Desmond has charged him of distorting things in public that did not tally with the facts.

He says his statements "played a part to a toxic environment around the club and encouraged hostility towards members of the management and the board. Some of the criticism directed at them, and at their families, has been entirely unwarranted and unacceptable."

Such an extraordinary charge, that is. Lawyers might be mobilising as we speak.

His Ambition Clashed with the Club's Strategy Again

Looking back to happier days, they were tight, Dermot and Brendan. Rodgers lauded the shareholder at all opportunities, thanked him whenever possible. Brendan deferred to him and, truly, to nobody else.

This was the figure who drew the criticism when Rodgers' comeback happened, after the previous manager.

This marked the most divisive hiring, the return of the returning hero for some supporters or, as some other Celtic fans would have described it, the arrival of the unapologetic figure, who departed in the lurch for another club.

The shareholder had his back. Over time, Rodgers turned on the persuasion, delivered the wins and the honors, and an uneasy peace with the fans turned into a love-in once more.

It was inevitable - consistently - going to be a moment when Rodgers' goals came in contact with the club's business model, however.

It happened in his initial tenure and it happened again, with bells on, recently. Rodgers publicly commented about the slow way Celtic went about their player acquisitions, the interminable delay for targets to be secured, then not landed, as was frequently the situation as far as he was believed.

Time and again he spoke about the need for what he termed "agility" in the transfer window. Supporters concurred with him.
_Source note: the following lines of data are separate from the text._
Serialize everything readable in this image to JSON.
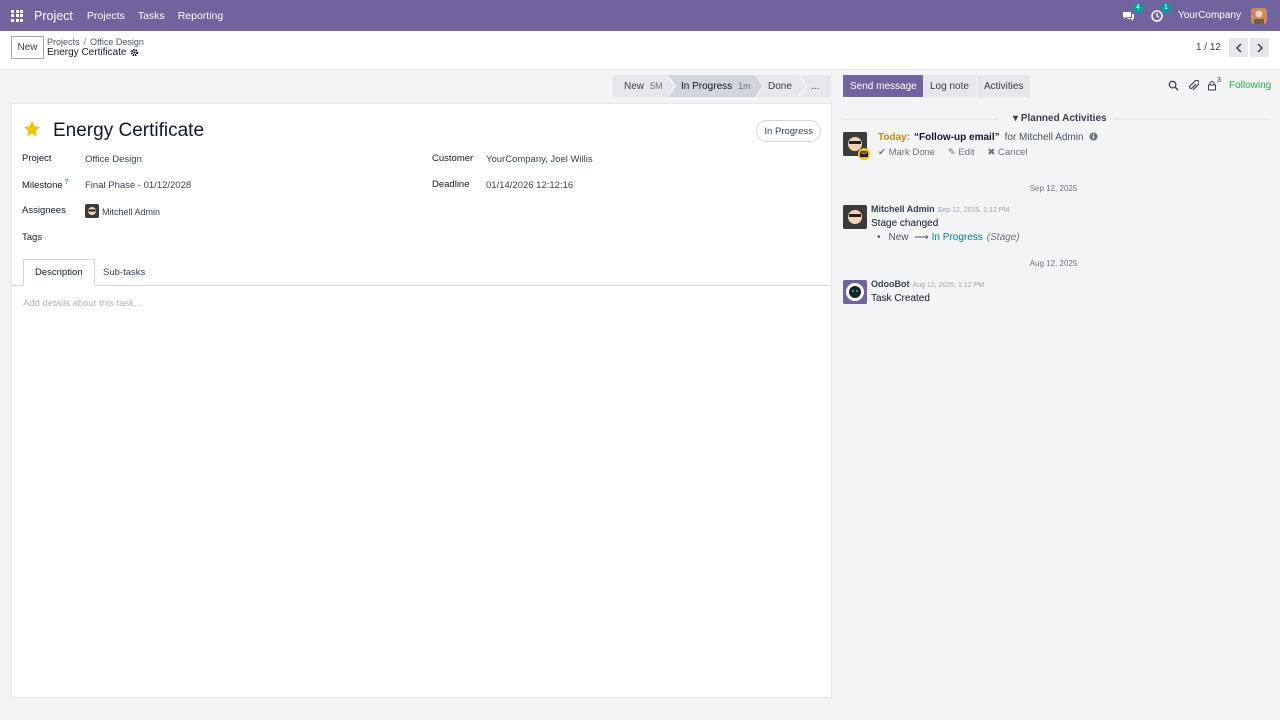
{
  "nav": {
    "brand": "Project",
    "menu": [
      "Projects",
      "Tasks",
      "Reporting"
    ],
    "messages_count": "4",
    "activities_count": "1",
    "company": "YourCompany"
  },
  "control": {
    "new_label": "New",
    "breadcrumb": [
      "Projects",
      "Office Design"
    ],
    "record": "Energy Certificate",
    "pager": "1 / 12"
  },
  "statusbar": {
    "stages": [
      {
        "label": "New",
        "duration": "5M"
      },
      {
        "label": "In Progress",
        "duration": "1m"
      },
      {
        "label": "Done",
        "duration": ""
      },
      {
        "label": "...",
        "duration": ""
      }
    ]
  },
  "form": {
    "title": "Energy Certificate",
    "state": "In Progress",
    "project_label": "Project",
    "project_value": "Office Design",
    "milestone_label": "Milestone",
    "milestone_help": "?",
    "milestone_value": "Final Phase - 01/12/2028",
    "assignees_label": "Assignees",
    "assignee_value": "Mitchell Admin",
    "tags_label": "Tags",
    "customer_label": "Customer",
    "customer_value": "YourCompany, Joel Willis",
    "deadline_label": "Deadline",
    "deadline_value": "01/14/2026 12:12:16",
    "tabs": [
      "Description",
      "Sub-tasks"
    ],
    "description_placeholder": "Add details about this task..."
  },
  "chatter": {
    "send_message": "Send message",
    "log_note": "Log note",
    "activities": "Activities",
    "followers_count": "3",
    "following": "Following",
    "planned_title": "Planned Activities",
    "activity": {
      "today": "Today:",
      "summary": "“Follow-up email”",
      "for_text": "for Mitchell Admin",
      "mark_done": "Mark Done",
      "edit": "Edit",
      "cancel": "Cancel"
    },
    "messages": [
      {
        "date_sep": "Sep 12, 2025",
        "author": "Mitchell Admin",
        "date": "Sep 12, 2025, 1:12 PM",
        "body": "Stage changed",
        "old_value": "New",
        "new_value": "In Progress",
        "field": "(Stage)"
      },
      {
        "date_sep": "Aug 12, 2025",
        "author": "OdooBot",
        "date": "Aug 12, 2025, 1:12 PM",
        "body": "Task Created"
      }
    ]
  },
  "colors": {
    "brand": "#71639e",
    "following": "#28a745",
    "badge": "#00a09d",
    "star": "#f3c200"
  }
}
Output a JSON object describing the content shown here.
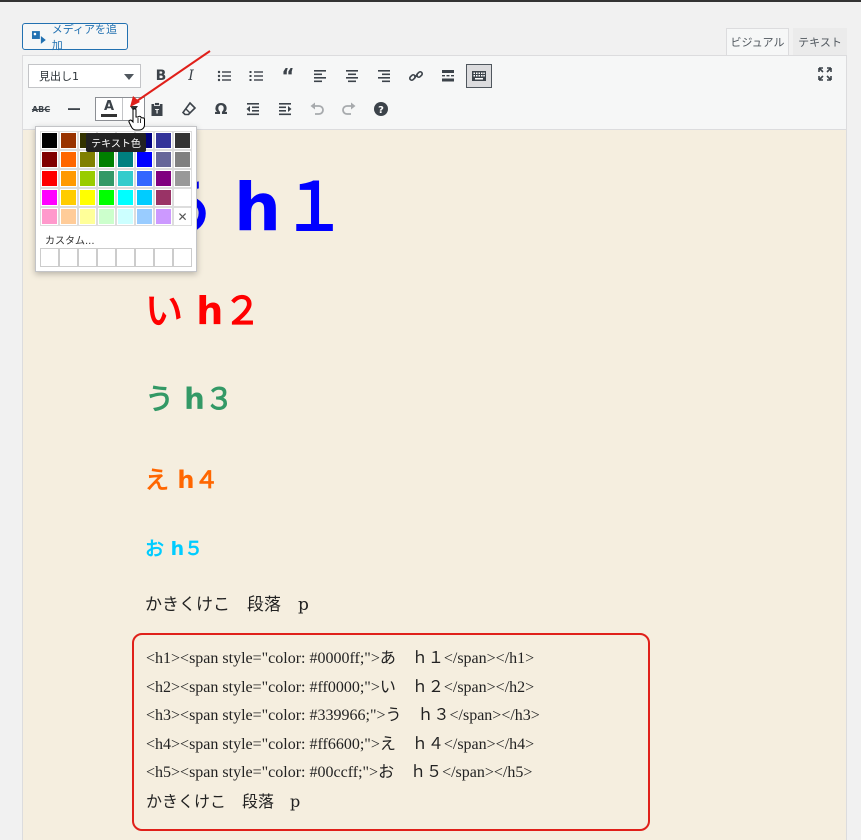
{
  "media_button": {
    "label": "メディアを追加"
  },
  "tabs": [
    {
      "label": "ビジュアル"
    },
    {
      "label": "テキスト"
    }
  ],
  "toolbar": {
    "format_select": "見出し1",
    "tooltip": "テキスト色"
  },
  "color_picker": {
    "custom_label": "カスタム...",
    "swatches": [
      "#000000",
      "#993300",
      "#333300",
      "#003300",
      "#003366",
      "#000080",
      "#333399",
      "#333333",
      "#800000",
      "#ff6600",
      "#808000",
      "#008000",
      "#008080",
      "#0000ff",
      "#666699",
      "#808080",
      "#ff0000",
      "#ff9900",
      "#99cc00",
      "#339966",
      "#33cccc",
      "#3366ff",
      "#800080",
      "#999999",
      "#ff00ff",
      "#ffcc00",
      "#ffff00",
      "#00ff00",
      "#00ffff",
      "#00ccff",
      "#993366",
      "#ffffff",
      "#ff99cc",
      "#ffcc99",
      "#ffff99",
      "#ccffcc",
      "#ccffff",
      "#99ccff",
      "#cc99ff",
      "none"
    ]
  },
  "content": {
    "h1": "あ h１",
    "h2": "い h２",
    "h3": "う h３",
    "h4": "え h４",
    "h5": "お h５",
    "p": "かきくけこ　段落　p",
    "code_lines": [
      "<h1><span style=\"color: #0000ff;\">あ　ｈ１</span></h1>",
      "<h2><span style=\"color: #ff0000;\">い　ｈ２</span></h2>",
      "<h3><span style=\"color: #339966;\">う　ｈ３</span></h3>",
      "<h4><span style=\"color: #ff6600;\">え　ｈ４</span></h4>",
      "<h5><span style=\"color: #00ccff;\">お　ｈ５</span></h5>",
      "かきくけこ　段落　p"
    ]
  }
}
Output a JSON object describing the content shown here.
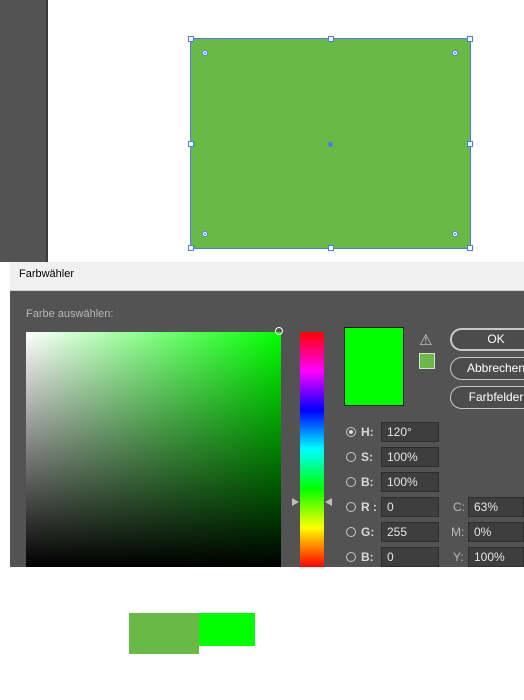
{
  "colors": {
    "shape_fill": "#69b946",
    "new_color": "#00ff00",
    "hue_color": "#00ff00",
    "selection_blue": "#4a7cf0",
    "panel_bg": "#535353"
  },
  "icons": {
    "gamut_warning": "warning-triangle-icon"
  },
  "dialog": {
    "title": "Farbwähler",
    "select_label": "Farbe auswählen:",
    "buttons": {
      "ok": "OK",
      "cancel": "Abbrechen",
      "swatches": "Farbfelder"
    },
    "fields": {
      "h": {
        "label": "H:",
        "value": "120°",
        "checked": true
      },
      "s": {
        "label": "S:",
        "value": "100%",
        "checked": false
      },
      "b": {
        "label": "B:",
        "value": "100%",
        "checked": false
      },
      "r": {
        "label": "R :",
        "value": "0",
        "checked": false
      },
      "g": {
        "label": "G:",
        "value": "255",
        "checked": false
      },
      "b2": {
        "label": "B:",
        "value": "0",
        "checked": false
      }
    },
    "cmyk": {
      "c": {
        "label": "C:",
        "value": "63%"
      },
      "m": {
        "label": "M:",
        "value": "0%"
      },
      "y": {
        "label": "Y:",
        "value": "100%"
      }
    }
  }
}
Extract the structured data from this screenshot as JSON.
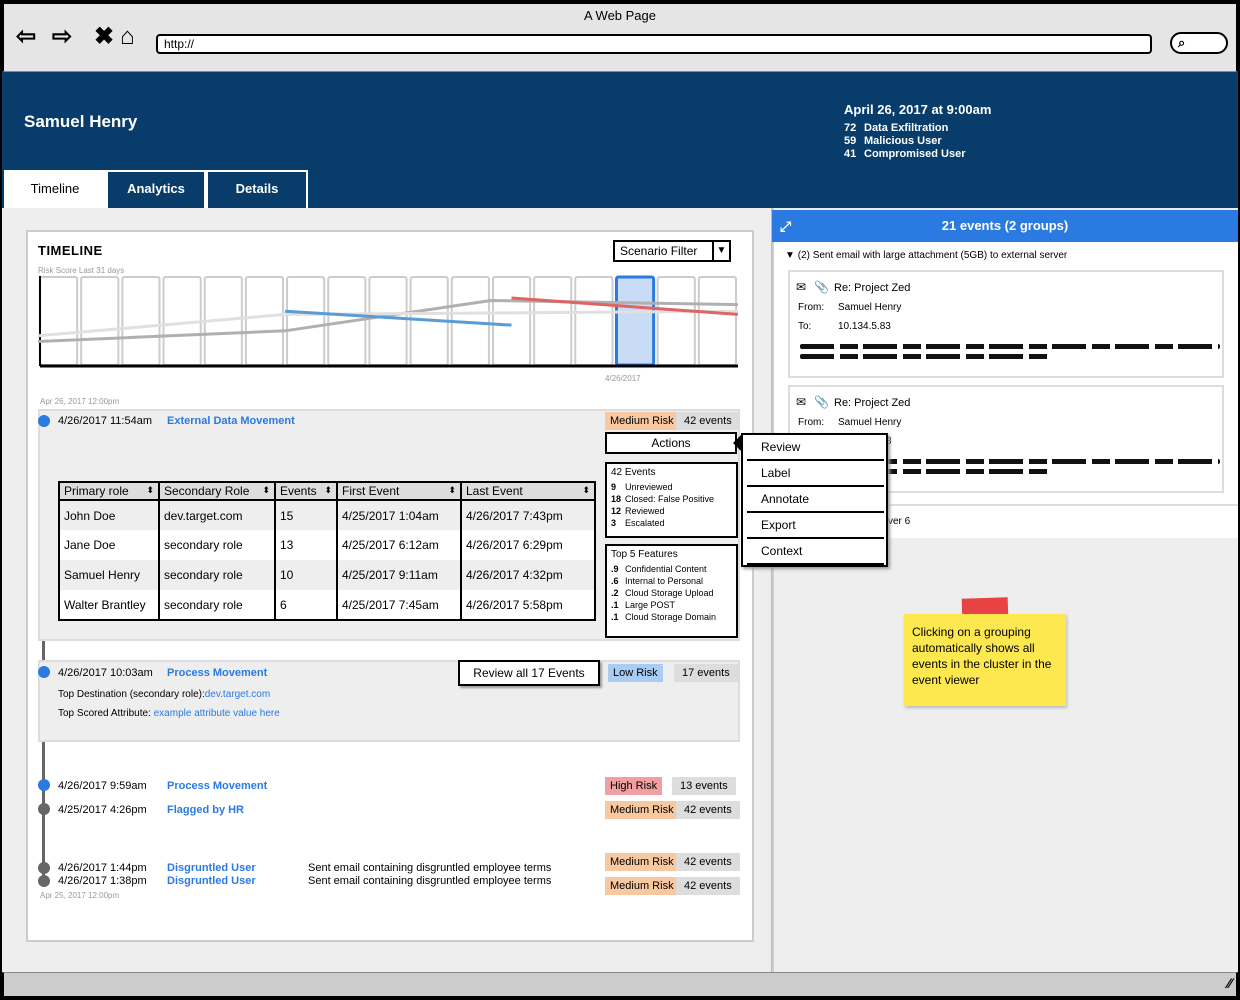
{
  "browser": {
    "window_title": "A Web Page",
    "url": "http://"
  },
  "header": {
    "user_name": "Samuel Henry",
    "date_line": "April 26, 2017 at 9:00am",
    "stats": [
      {
        "count": "72",
        "label": "Data Exfiltration"
      },
      {
        "count": "59",
        "label": "Malicious User"
      },
      {
        "count": "41",
        "label": "Compromised User"
      }
    ],
    "tabs": [
      "Timeline",
      "Analytics",
      "Details"
    ]
  },
  "timeline": {
    "title": "TIMELINE",
    "subtitle": "Risk Score Last 31 days",
    "filter_label": "Scenario Filter",
    "chart_date_label": "4/26/2017",
    "top_date": "Apr 26, 2017 12:00pm",
    "bottom_date": "Apr 25, 2017 12:00pm"
  },
  "chart_data": {
    "type": "line",
    "title": "",
    "xlabel": "",
    "ylabel": "",
    "columns": 17,
    "highlight_column": 14,
    "series": [
      {
        "color": "#b0b0b0",
        "points": [
          [
            0,
            0.25
          ],
          [
            6,
            0.38
          ],
          [
            11,
            0.75
          ],
          [
            17,
            0.7
          ]
        ]
      },
      {
        "color": "#e0e0e0",
        "points": [
          [
            0,
            0.32
          ],
          [
            6,
            0.58
          ],
          [
            17,
            0.62
          ]
        ]
      },
      {
        "color": "#5b9bd5",
        "points": [
          [
            6,
            0.62
          ],
          [
            11.5,
            0.45
          ]
        ]
      },
      {
        "color": "#e06464",
        "points": [
          [
            11.5,
            0.78
          ],
          [
            17,
            0.58
          ]
        ]
      }
    ]
  },
  "event1": {
    "time": "4/26/2017 11:54am",
    "title": "External Data Movement",
    "risk": "Medium Risk",
    "events": "42 events",
    "actions_label": "Actions",
    "summary_title": "42 Events",
    "summary": [
      {
        "n": "9",
        "label": "Unreviewed"
      },
      {
        "n": "18",
        "label": "Closed: False Positive"
      },
      {
        "n": "12",
        "label": "Reviewed"
      },
      {
        "n": "3",
        "label": "Escalated"
      }
    ],
    "features_title": "Top 5 Features",
    "features": [
      {
        "n": ".9",
        "label": "Confidential Content"
      },
      {
        "n": ".6",
        "label": "Internal to Personal"
      },
      {
        "n": ".2",
        "label": "Cloud Storage Upload"
      },
      {
        "n": ".1",
        "label": "Large POST"
      },
      {
        "n": ".1",
        "label": "Cloud Storage Domain"
      }
    ],
    "table": {
      "headers": [
        "Primary role",
        "Secondary Role",
        "Events",
        "First Event",
        "Last Event"
      ],
      "rows": [
        [
          "John Doe",
          "dev.target.com",
          "15",
          "4/25/2017 1:04am",
          "4/26/2017 7:43pm"
        ],
        [
          "Jane Doe",
          "secondary role",
          "13",
          "4/25/2017 6:12am",
          "4/26/2017 6:29pm"
        ],
        [
          "Samuel Henry",
          "secondary role",
          "10",
          "4/25/2017 9:11am",
          "4/26/2017 4:32pm"
        ],
        [
          "Walter Brantley",
          "secondary role",
          "6",
          "4/25/2017 7:45am",
          "4/26/2017 5:58pm"
        ]
      ]
    }
  },
  "menu": [
    "Review",
    "Label",
    "Annotate",
    "Export",
    "Context"
  ],
  "event2": {
    "time": "4/26/2017 10:03am",
    "title": "Process Movement",
    "review_label": "Review all 17 Events",
    "risk": "Low Risk",
    "events": "17 events",
    "dest_label": "Top Destination (secondary role):",
    "dest_value": "dev.target.com",
    "attr_label": "Top Scored Attribute:",
    "attr_value": "example attribute value here"
  },
  "event3": {
    "time": "4/26/2017 9:59am",
    "title": "Process Movement",
    "risk": "High Risk",
    "events": "13 events"
  },
  "event4": {
    "time": "4/25/2017 4:26pm",
    "title": "Flagged by HR",
    "risk": "Medium Risk",
    "events": "42 events"
  },
  "event5": {
    "time": "4/26/2017 1:44pm",
    "title": "Disgruntled User",
    "desc": "Sent email containing disgruntled employee terms",
    "risk": "Medium Risk",
    "events": "42 events"
  },
  "event6": {
    "time": "4/26/2017 1:38pm",
    "title": "Disgruntled User",
    "desc": "Sent email containing disgruntled employee terms",
    "risk": "Medium Risk",
    "events": "42 events"
  },
  "viewer": {
    "header": "21 events (2 groups)",
    "group_title": "(2) Sent email with large attachment (5GB) to external server",
    "mail1": {
      "subject": "Re: Project Zed",
      "from_label": "From:",
      "from": "Samuel Henry",
      "to_label": "To:",
      "to": "10.134.5.83"
    },
    "mail2": {
      "subject": "Re: Project Zed",
      "from_label": "From:",
      "from": "Samuel Henry",
      "to_fragment": "3"
    },
    "collapsed_fragment": "ver 6"
  },
  "sticky_note": "Clicking on a grouping automatically shows all events in the cluster in the event viewer"
}
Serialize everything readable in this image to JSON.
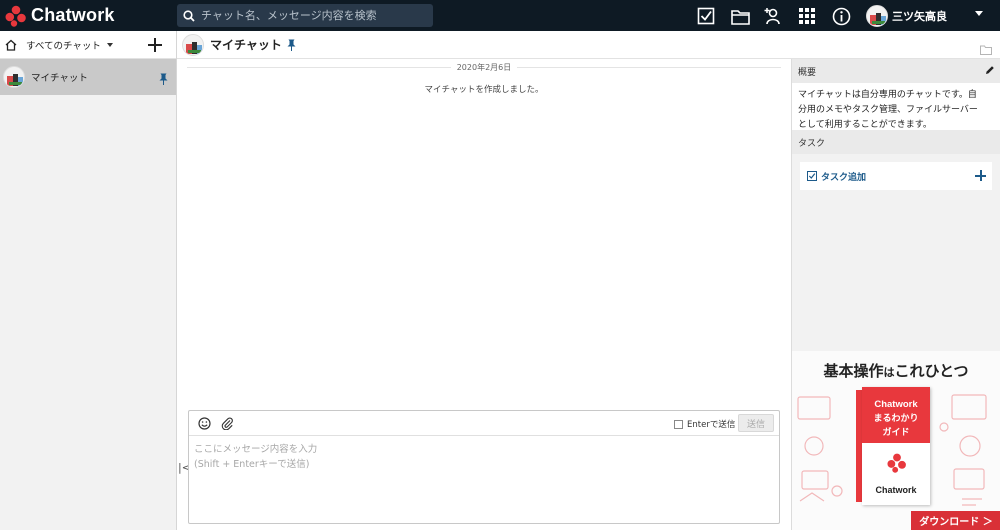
{
  "header": {
    "brand": "Chatwork",
    "search_placeholder": "チャット名、メッセージ内容を検索",
    "user_name": "三ツ矢高良"
  },
  "sidebar": {
    "filter_label": "すべてのチャット",
    "rooms": [
      {
        "name": "マイチャット"
      }
    ]
  },
  "chat": {
    "title": "マイチャット",
    "date_divider": "2020年2月6日",
    "system_message": "マイチャットを作成しました。",
    "composer": {
      "enter_option_label": "Enterで送信",
      "send_label": "送信",
      "placeholder_line1": "ここにメッセージ内容を入力",
      "placeholder_line2": "(Shift + Enterキーで送信)"
    }
  },
  "right_panel": {
    "summary_heading": "概要",
    "summary_line1": "マイチャットは自分専用のチャットです。自",
    "summary_line2": "分用のメモやタスク管理、ファイルサーバー",
    "summary_line3": "として利用することができます。",
    "task_heading": "タスク",
    "add_task_label": "タスク追加"
  },
  "promo": {
    "title_main": "基本操作",
    "title_particle": "は",
    "title_end": "これひとつ",
    "book_line1": "Chatwork",
    "book_line2": "まるわかり",
    "book_line3": "ガイド",
    "book_brand": "Chatwork",
    "download_label": "ダウンロード ＞"
  },
  "colors": {
    "header_bg": "#0e1a24",
    "brand_red": "#e8383d",
    "link_blue": "#1c5a8a"
  }
}
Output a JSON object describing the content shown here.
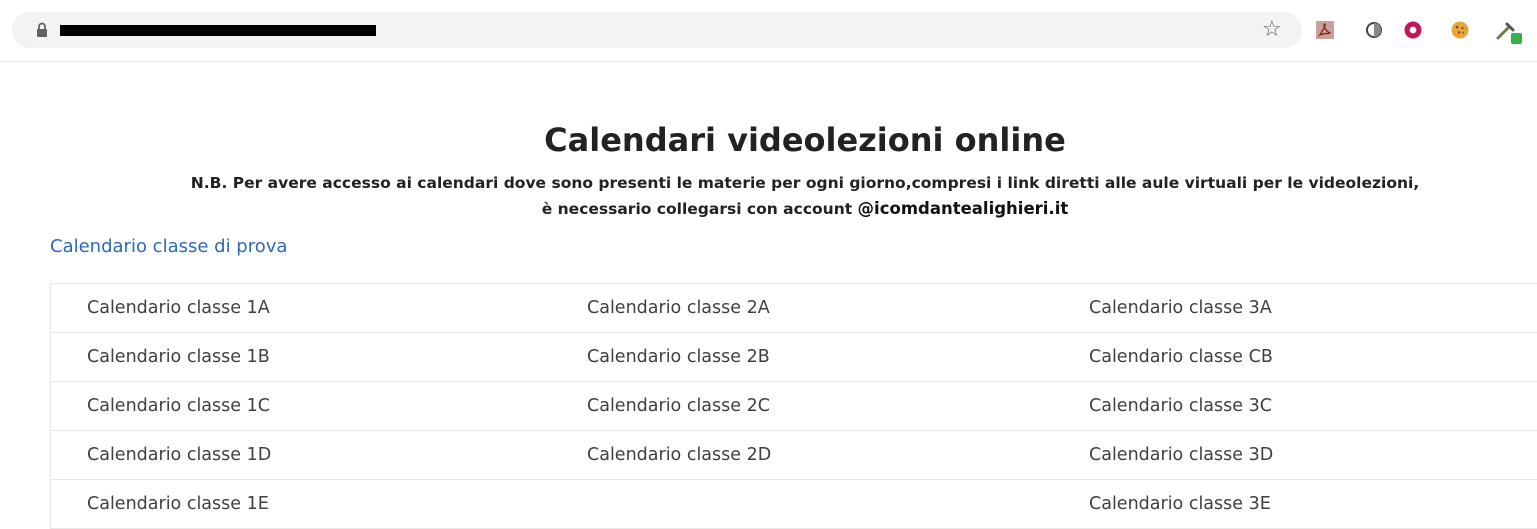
{
  "browser": {
    "address_bar": {
      "url_redacted": true
    },
    "bookmark_icon": "star-icon",
    "extensions": [
      "pdf-icon",
      "circle-icon",
      "donut-icon",
      "cookie-icon",
      "eyedropper-icon"
    ]
  },
  "page": {
    "title": "Calendari videolezioni online",
    "note_line1": "N.B. Per avere accesso ai calendari dove sono presenti le materie per ogni giorno,compresi i link diretti alle aule virtuali per le videolezioni,",
    "note_line2_prefix": "è necessario collegarsi con account ",
    "note_domain": "@icomdantealighieri.it",
    "test_link": "Calendario classe di prova",
    "rows": [
      [
        "Calendario classe 1A",
        "Calendario classe 2A",
        "Calendario classe 3A"
      ],
      [
        "Calendario classe 1B",
        "Calendario classe 2B",
        "Calendario classe CB"
      ],
      [
        "Calendario classe 1C",
        "Calendario classe 2C",
        "Calendario classe 3C"
      ],
      [
        "Calendario classe 1D",
        "Calendario classe 2D",
        "Calendario classe 3D"
      ],
      [
        "Calendario classe 1E",
        "",
        "Calendario classe 3E"
      ]
    ]
  },
  "colors": {
    "link": "#2d6ab8",
    "text": "#404040",
    "heading": "#222222"
  }
}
Even when the club spent unprecedented sums of money in a calendar year on the £11m one signing, the costly Adam Idah and the significant further acquisition - none of whom have cut it so far, with one already having left - Rodgers demanded increased resources and, oftentimes, he expressed this in openly.

He set a bomb about a lack of cohesion inside the team and then distanced himself. When asked about his remarks at his next news conference he would typically downplay it and almost reverse what he stated.

Internal issues? No, no, everybody is aligned, he'd say. It looked like Rodgers was playing a dangerous strategy.

A few months back there was a report in a newspaper that allegedly originated from a insider associated with the organization. It claimed that the manager was harming the team with his public outbursts and that his true aim was orchestrating his departure plan.

He didn't want to be present and he was arranging his way out, this was the tone of the story.

Supporters were angered. They then viewed him as similar to a sacrificial figure who might be carried out on his shield because his board members did not back his vision to bring triumph.

This disclosure was poisonous, of course, and it was intended to hurt Rodgers, which it did. He demanded for an inquiry and for the responsible individual to be dismissed. Whether there was a examination then we heard nothing further about it.

At that point it was clear the manager was shedding the backing of the individuals above him.

The frequent {gripes

Amy Thompson
Amy Thompson

Tech enthusiast and smart home expert with a passion for simplifying IoT for everyday users.